University of North Carolina rejects plan for museum to house toppled Confederate statue

Arts

The statue of a gun-toting Confederate soldier at Chapel Hill, nicknamed Silent Sam, was toppled by protestors in August
© Reuters/Jonathan Drake

As the debate continues in the US about what to do with Confederate monuments, the University of North Carolina (UNC) board of governors has voted against a proposal to build a $5.3m museum on the UNC Chapel Hill campus that would house a bronze statue of a gun-wielding Confederate soldier. The statue, known as Silent Sam, was toppled by protestors in August and has yet to make its way back to the campus, due to safety concerns and community opposition.

The plan for a new History and Education Center, presented by UNC Chapel Hills board of trustees and chancellor on 3 December, was rejected by the main UNC board on Friday (14 December). The chair, Harry Smith, cited concerns for public safety and objections to the use of state funds for the “preservation of the statue”.

The UNC Chapel Hill board said that it would prefer to move the statue to a secure off-campus location, such as the North Carolina Museum of History in Raleigh. It was described by the chancellor Carol Folt at a press conference after the vote as “the best way to ensure the safety and security of our people and campus”. However, state law prohibits the removal of a historical artefact from its county—a law that “prioritises the safety of slave-holding monuments more than the safety and dignity of our students”, and therefore “must be disobeyed”, says Omid Safi, the director of the Islamic Studies Center at Duke University and a former UNC professor.

Safi says that there has been “a rise in white supremacy all around us, everywhere from local groups—literally Nazi and white supremacist groups on the UNC campus—at the University of Virginia, and in the White House”. He notes that there are buildings at Chapel Hill named after white supremacists, such as the university alumnus Julian Carr, who bragged at the dedication of Silent Sam in 1913 of having beaten a black woman just a football fields length from where the statue stood.

“Innocuous as it seems to see a gun-toting soldier, its dedication was one of the worst in the history of all confederate monuments,” says Harold Holzer, an author and historian who is an expert on Abraham Lincoln and the US Civil War. “It was clearly built as a monument to white supremacy.”

Chris Suggs, the secretary of the UNCs Black Student Movement (BSM), voiced concerns about the centres proximity to student housing, saying that it “could spark protests or encourage people who are apologetic [about] Confederate values to come to our campus”. Like other members of BSM and the graduate student-led Black Congress, Suggs has petitioned the university to provide at least an explanation of the statues history and context if it cannot move it off-campus. “We thought that if it had to be on campus, then it needed to tell the full story of the statue—things that were a part of its history that were so oppressive to black people,” he says.

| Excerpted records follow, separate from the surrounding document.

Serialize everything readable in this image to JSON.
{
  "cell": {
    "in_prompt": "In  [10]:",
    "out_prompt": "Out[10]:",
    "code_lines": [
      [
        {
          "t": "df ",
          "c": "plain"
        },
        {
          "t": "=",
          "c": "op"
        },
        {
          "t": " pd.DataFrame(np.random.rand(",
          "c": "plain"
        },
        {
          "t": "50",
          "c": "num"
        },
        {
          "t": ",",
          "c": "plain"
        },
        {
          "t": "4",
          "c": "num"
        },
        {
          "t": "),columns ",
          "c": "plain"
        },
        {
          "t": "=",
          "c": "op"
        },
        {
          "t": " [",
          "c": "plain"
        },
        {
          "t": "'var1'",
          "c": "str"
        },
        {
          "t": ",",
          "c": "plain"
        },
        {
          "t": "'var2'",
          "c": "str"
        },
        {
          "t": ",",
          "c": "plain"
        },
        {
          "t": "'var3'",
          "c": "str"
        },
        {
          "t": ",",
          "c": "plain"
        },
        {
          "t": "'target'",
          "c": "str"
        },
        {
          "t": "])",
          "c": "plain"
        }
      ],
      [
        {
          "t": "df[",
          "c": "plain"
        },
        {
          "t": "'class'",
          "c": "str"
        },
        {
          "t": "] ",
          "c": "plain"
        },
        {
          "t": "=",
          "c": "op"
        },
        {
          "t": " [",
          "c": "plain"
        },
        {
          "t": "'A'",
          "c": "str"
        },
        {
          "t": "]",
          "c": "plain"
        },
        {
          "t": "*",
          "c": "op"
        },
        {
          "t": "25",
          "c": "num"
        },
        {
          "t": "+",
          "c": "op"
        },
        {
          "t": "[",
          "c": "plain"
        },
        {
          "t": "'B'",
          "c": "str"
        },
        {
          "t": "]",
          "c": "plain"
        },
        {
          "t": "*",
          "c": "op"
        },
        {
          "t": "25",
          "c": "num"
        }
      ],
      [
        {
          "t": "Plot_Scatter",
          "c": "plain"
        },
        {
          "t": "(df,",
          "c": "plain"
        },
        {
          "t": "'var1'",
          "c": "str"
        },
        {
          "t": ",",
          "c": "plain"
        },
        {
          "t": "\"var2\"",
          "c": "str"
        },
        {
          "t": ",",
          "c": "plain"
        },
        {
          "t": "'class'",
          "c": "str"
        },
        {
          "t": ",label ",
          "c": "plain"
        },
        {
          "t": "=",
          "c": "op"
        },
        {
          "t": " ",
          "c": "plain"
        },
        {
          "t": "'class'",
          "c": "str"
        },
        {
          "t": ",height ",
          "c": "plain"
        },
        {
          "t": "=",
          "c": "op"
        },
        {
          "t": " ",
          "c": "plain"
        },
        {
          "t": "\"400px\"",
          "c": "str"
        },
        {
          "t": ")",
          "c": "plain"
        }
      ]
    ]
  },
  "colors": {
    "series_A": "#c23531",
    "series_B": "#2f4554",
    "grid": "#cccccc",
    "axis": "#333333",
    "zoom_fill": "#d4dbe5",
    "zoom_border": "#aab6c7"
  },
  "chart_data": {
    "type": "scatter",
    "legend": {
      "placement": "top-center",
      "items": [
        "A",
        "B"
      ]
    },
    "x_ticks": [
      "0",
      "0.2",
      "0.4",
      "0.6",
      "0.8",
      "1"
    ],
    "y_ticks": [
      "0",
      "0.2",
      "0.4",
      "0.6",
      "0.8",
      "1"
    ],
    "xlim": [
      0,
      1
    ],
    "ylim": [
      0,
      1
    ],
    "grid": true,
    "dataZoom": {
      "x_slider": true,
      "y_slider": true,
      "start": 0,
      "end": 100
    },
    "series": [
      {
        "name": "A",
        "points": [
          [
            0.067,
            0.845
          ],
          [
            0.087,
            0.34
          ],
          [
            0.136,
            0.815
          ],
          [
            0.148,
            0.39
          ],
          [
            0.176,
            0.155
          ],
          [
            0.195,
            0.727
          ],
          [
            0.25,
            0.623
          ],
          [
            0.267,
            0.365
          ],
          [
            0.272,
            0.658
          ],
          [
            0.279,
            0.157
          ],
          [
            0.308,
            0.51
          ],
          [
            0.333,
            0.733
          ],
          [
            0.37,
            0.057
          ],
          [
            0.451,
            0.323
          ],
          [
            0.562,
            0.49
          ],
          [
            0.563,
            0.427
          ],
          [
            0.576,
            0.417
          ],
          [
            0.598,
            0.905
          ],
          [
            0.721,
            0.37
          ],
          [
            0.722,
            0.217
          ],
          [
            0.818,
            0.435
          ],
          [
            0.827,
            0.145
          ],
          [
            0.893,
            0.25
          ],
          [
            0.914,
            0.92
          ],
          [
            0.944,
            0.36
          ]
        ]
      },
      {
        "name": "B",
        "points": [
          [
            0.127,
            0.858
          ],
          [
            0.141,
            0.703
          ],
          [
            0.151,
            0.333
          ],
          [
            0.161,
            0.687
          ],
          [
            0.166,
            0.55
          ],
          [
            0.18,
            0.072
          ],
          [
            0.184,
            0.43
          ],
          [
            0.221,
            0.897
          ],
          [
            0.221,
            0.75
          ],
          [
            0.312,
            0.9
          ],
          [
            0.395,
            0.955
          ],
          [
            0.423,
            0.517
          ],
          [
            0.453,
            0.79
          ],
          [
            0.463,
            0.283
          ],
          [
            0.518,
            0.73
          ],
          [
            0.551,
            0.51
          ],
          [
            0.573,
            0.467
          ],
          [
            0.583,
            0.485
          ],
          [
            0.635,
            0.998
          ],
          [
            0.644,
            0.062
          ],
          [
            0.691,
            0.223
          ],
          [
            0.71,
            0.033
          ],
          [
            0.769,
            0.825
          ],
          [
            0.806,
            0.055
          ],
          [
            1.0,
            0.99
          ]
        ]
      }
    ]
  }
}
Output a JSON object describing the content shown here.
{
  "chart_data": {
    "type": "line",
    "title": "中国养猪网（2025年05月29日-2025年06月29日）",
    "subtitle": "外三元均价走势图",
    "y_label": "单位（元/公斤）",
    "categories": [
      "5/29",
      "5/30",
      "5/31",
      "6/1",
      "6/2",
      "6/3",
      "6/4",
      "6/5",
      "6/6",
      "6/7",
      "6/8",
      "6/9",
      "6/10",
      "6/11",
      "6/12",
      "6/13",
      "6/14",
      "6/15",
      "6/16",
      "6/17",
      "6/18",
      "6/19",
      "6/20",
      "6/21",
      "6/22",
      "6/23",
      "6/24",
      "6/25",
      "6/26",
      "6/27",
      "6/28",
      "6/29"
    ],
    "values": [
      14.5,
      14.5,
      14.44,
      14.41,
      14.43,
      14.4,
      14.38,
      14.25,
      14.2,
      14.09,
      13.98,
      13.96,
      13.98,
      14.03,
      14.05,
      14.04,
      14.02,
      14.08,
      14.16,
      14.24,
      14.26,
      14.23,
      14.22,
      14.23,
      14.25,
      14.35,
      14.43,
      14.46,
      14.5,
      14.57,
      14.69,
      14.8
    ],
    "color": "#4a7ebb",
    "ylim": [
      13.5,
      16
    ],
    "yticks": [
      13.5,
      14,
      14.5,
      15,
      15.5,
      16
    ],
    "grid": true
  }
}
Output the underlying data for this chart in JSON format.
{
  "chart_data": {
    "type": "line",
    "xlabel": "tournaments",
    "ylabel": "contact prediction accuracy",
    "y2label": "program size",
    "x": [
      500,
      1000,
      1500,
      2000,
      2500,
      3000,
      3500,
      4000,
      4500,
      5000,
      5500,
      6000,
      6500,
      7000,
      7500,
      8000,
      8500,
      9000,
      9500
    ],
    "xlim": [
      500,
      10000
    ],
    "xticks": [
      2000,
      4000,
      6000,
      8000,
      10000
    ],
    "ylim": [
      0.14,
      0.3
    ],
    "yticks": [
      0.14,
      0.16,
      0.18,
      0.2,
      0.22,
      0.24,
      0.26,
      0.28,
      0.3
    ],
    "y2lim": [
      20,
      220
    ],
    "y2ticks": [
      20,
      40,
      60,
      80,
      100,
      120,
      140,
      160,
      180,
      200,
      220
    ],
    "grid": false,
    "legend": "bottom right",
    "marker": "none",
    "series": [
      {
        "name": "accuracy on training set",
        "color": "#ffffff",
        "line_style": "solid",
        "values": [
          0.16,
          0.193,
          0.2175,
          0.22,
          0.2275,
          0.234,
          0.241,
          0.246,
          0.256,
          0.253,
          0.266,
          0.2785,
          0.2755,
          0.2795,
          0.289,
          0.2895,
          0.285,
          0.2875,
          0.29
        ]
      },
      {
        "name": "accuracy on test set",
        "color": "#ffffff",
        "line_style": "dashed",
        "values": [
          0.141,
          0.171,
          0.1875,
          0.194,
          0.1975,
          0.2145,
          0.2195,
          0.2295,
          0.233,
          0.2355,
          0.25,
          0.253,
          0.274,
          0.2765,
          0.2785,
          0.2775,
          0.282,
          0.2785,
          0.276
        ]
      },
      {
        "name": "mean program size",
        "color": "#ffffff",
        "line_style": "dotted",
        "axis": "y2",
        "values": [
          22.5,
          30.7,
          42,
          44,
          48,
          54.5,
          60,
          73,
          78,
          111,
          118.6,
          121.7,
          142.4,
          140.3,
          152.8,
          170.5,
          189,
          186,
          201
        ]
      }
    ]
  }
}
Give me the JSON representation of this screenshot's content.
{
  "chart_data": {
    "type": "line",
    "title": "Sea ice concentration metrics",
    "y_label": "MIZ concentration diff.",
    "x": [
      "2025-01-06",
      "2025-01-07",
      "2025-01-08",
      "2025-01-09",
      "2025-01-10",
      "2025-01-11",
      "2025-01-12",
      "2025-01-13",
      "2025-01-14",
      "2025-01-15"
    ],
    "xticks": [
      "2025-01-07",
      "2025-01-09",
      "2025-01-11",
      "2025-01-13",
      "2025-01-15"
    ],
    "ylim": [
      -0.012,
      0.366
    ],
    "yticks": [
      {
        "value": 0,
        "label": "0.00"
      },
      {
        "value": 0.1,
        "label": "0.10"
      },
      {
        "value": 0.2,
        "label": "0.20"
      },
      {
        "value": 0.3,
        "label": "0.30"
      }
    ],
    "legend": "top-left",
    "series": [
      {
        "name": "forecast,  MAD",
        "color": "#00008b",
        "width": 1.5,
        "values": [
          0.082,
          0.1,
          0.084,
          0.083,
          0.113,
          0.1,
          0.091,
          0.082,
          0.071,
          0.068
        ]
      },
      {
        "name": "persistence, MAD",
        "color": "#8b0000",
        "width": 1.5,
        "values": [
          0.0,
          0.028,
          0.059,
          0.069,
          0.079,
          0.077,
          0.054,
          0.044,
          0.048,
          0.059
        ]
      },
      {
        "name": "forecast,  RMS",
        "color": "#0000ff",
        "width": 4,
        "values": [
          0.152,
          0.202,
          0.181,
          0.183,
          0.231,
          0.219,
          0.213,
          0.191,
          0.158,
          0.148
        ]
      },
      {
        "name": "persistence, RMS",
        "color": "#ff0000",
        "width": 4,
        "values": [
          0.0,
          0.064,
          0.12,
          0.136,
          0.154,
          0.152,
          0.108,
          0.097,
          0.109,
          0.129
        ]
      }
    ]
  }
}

A spokeswoman for UNC Chapel Hill says the history and education centre “has been a longstanding goal and was expressed as such in 2015 in a board of trustees resolution” and that “Silent Sam would be just one of many exhibits”. According to the universitys website, the centre “would teach the lessons from Carolinas long and complicated history as the nations first public university”, exploring topics including slavery, Jim Crow laws, civil rights and the liberal arts. “There are no plans at this time without the board of governors support” to build the centre for other exhibits, the spokeswoman says.

In Holzers view, the Silent Sam statue might not even be worth studying. “I know its impossible to have a jury assess each [monument], but I think these things that were mass-produced so that every little town or college could have a soldier just dont reach the level that requires contextualisation,” he says.

The UNC Chapel Hill trustees will now explore other options for Silent Sam, including a permanent off-campus move, ahead of another board meeting on 15 March. “Our community is carrying the burden of an artefact given to us by a previous generation,” Folt says. “The burden of the statue has been, and still is, disproportionately shouldered by African Americans.”